L’enlèvement il y a quelques jours, par des inconnus, de la mère et de la sœur de l’ancien Ministre Tibou Kamara, a suscité un flot de réactions. Dans un communiqué, la Commission africaine des Droits de l’homme et des peuples (CADHP) de l’Union africaine (UA) invite les autorités guinéennes « à prendre les mesures nécessaires aux fins de clarifier le sort des victimes et traduire en justice les auteurs de l’enlèvement ».
Ci-dessous, le contenu dudit communiqué :
« La Commission africaine des droits de l’homme et des peuples a reçu des informations faisant état de l’enlèvement, le 3 mars 2026, de Madame Hadja Asmaou Diallo (84 ans) et de Madame Hadja Binta Camara (68 ans), respectivement mère et sœur de Monsieur Tibou Kamara, à leur domicile situé à Dinguiraye, dans la région de Faranah, au centre-nord de la République de Guinée.

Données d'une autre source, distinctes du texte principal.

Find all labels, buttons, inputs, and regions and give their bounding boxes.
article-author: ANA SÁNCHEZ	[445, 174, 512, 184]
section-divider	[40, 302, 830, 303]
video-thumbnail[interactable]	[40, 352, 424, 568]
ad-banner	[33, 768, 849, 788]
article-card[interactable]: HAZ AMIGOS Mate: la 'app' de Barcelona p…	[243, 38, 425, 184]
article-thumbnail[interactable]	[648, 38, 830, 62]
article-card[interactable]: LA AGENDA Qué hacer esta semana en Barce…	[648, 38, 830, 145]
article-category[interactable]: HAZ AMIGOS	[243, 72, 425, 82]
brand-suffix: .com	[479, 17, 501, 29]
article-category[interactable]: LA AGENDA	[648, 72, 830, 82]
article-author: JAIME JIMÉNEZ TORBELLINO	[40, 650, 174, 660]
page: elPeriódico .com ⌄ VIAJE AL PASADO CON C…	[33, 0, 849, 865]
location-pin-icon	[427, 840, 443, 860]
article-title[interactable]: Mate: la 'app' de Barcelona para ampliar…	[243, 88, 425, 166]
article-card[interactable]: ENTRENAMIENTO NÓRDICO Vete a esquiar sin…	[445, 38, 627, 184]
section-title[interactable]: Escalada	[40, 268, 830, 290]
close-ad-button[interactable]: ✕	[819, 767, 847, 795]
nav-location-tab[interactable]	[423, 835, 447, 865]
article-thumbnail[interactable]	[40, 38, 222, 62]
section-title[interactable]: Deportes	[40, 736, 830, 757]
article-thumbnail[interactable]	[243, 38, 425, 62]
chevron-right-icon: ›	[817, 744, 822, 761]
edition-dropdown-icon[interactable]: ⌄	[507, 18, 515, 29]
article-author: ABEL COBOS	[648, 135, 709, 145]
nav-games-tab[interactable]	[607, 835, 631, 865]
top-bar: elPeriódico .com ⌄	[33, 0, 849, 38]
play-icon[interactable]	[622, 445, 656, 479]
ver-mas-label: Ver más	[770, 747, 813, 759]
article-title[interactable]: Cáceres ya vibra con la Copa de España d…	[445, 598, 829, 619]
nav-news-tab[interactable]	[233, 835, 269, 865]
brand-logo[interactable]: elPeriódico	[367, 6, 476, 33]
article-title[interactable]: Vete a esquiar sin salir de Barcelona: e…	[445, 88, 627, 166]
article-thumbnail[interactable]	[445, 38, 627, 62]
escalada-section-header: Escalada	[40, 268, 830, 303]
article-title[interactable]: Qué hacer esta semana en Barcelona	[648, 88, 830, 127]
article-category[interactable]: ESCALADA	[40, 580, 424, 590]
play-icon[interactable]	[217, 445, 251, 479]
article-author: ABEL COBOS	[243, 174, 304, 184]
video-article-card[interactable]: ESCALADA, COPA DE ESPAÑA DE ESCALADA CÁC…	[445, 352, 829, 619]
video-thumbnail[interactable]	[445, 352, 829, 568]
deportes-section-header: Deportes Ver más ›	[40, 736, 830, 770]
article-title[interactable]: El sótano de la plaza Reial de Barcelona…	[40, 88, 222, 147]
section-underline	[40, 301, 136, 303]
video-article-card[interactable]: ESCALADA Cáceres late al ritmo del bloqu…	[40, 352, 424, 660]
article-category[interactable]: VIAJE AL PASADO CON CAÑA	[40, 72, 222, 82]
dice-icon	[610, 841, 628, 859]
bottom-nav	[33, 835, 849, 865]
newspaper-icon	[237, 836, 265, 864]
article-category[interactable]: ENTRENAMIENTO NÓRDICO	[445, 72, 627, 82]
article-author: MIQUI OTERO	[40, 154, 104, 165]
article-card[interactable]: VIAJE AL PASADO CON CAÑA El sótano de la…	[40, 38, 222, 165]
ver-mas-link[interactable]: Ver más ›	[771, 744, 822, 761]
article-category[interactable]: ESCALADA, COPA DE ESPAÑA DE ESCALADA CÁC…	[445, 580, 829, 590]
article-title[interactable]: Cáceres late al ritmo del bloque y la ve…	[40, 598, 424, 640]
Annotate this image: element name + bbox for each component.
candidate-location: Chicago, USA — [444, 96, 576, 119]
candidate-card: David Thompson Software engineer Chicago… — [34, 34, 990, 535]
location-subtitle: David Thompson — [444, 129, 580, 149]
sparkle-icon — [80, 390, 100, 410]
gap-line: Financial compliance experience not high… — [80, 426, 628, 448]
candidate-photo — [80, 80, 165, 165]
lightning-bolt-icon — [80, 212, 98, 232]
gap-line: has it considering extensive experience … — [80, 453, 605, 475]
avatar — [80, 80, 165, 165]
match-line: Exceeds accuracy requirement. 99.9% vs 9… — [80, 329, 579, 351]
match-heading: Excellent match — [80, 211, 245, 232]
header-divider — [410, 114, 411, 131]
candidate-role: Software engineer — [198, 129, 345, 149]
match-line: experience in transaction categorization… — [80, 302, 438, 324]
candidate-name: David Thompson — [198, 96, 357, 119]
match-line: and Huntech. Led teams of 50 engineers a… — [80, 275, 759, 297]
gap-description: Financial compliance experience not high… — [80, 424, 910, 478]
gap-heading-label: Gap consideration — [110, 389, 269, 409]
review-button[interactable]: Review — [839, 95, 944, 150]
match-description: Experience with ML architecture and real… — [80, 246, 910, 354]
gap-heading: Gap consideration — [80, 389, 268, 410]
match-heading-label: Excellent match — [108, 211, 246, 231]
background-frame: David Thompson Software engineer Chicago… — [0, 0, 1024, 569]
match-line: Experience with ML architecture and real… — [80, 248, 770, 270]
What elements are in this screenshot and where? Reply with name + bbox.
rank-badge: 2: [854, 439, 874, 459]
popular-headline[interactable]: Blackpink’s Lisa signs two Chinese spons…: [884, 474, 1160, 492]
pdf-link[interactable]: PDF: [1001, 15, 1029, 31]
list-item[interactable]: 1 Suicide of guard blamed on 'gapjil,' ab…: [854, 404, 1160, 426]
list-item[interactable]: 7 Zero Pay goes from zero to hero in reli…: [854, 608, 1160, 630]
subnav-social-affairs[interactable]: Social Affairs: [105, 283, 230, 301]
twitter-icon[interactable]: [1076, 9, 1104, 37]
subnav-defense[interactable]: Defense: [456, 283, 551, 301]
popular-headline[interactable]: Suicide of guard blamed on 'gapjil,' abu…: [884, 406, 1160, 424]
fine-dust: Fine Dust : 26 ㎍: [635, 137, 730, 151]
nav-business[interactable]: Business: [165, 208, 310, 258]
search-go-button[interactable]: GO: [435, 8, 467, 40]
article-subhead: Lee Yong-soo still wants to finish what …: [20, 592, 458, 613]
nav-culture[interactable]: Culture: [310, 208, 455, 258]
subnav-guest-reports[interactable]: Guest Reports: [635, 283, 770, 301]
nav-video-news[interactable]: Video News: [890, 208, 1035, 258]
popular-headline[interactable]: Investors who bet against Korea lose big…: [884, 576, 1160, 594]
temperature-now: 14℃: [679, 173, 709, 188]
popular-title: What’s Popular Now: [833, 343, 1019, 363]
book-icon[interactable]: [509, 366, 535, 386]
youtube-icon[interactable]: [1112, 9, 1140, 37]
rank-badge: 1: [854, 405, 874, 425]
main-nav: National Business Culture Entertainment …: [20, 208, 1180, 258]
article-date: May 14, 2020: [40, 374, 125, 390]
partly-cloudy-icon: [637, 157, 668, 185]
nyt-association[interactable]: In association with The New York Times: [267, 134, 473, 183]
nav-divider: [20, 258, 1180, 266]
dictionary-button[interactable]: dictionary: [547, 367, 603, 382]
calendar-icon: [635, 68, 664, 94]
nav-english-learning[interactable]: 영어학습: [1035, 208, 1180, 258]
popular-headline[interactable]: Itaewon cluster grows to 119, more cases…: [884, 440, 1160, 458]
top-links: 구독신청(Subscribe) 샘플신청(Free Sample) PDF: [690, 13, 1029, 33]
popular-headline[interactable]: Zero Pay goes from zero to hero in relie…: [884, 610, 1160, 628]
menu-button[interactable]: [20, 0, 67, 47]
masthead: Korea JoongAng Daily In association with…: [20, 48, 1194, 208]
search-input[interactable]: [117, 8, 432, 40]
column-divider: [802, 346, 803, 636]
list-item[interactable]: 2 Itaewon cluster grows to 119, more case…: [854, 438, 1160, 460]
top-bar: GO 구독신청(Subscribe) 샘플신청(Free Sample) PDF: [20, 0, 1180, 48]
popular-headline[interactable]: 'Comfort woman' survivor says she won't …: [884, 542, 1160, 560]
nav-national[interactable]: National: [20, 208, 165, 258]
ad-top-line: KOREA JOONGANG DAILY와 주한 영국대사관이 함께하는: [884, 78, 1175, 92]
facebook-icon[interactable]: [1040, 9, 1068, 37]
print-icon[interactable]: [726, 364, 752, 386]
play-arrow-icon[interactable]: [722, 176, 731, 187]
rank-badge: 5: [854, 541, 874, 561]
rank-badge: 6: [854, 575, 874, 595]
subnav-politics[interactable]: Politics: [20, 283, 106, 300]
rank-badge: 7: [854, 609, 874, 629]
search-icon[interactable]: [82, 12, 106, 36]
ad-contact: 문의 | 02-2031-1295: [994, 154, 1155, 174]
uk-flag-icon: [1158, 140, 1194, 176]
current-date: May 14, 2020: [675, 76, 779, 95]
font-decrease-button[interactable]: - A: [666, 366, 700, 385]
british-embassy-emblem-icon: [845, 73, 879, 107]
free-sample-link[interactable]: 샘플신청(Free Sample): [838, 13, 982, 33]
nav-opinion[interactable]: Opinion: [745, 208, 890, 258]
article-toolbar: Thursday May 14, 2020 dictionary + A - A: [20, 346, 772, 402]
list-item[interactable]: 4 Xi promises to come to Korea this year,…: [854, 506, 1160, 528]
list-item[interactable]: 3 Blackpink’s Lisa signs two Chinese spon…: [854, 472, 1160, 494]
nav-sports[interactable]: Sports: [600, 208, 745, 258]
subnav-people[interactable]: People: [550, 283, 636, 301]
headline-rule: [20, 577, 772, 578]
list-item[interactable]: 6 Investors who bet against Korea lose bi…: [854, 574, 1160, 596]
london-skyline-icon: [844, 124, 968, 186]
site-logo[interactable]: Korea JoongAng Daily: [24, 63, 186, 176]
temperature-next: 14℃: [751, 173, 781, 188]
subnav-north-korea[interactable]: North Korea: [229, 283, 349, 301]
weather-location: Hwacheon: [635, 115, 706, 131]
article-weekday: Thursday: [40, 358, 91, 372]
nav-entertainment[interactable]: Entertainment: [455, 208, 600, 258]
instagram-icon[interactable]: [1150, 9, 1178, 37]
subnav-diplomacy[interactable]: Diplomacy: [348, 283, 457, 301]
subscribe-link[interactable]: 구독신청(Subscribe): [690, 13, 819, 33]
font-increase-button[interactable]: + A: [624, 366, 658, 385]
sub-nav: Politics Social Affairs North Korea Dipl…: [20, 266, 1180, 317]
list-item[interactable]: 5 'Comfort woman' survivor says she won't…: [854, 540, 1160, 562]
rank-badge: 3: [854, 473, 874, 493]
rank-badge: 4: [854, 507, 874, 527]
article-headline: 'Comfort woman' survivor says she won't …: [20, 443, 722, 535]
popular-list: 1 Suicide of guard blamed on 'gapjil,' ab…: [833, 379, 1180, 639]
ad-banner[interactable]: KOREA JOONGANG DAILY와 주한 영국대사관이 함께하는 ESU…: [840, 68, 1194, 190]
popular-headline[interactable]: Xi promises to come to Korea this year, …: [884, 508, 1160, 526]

Selon les informations reçues, l’enlèvement aurait été perpétré aux environs de 20 heures par des hommes armés, cagoulés et vêtus d’uniformes militaires, qui se seraient introduits au domicile des victimes avant de les emmener vers une destination inconnue. Les informations disponibles indiquent que cet incident pourrait être lié aux déclarations critiques de M. Tibou Kamara à l’égard du gouvernement.
La Commission exprime ses vives préoccupations sur cet enlèvement attentatoire au droit à la liberté et à la sécurité de la personne et susceptible de porter atteinte au droit à la vie des victimes.
Conformément à son mandat de promotion et de protection des droits de l’Homme en Afrique, la Commission appelle les autorités guinéennes à prendre les mesures nécessaires aux fins de clarifier le sort des victimes et traduire en justice les auteurs de l’enlèvement ».
Honorable Dr Idrissa Sow, Président de la Commission africaine des Droits de l’Homme et des Peuples, Rapporteur sur la situation des Droits de l’Homme en Guinée.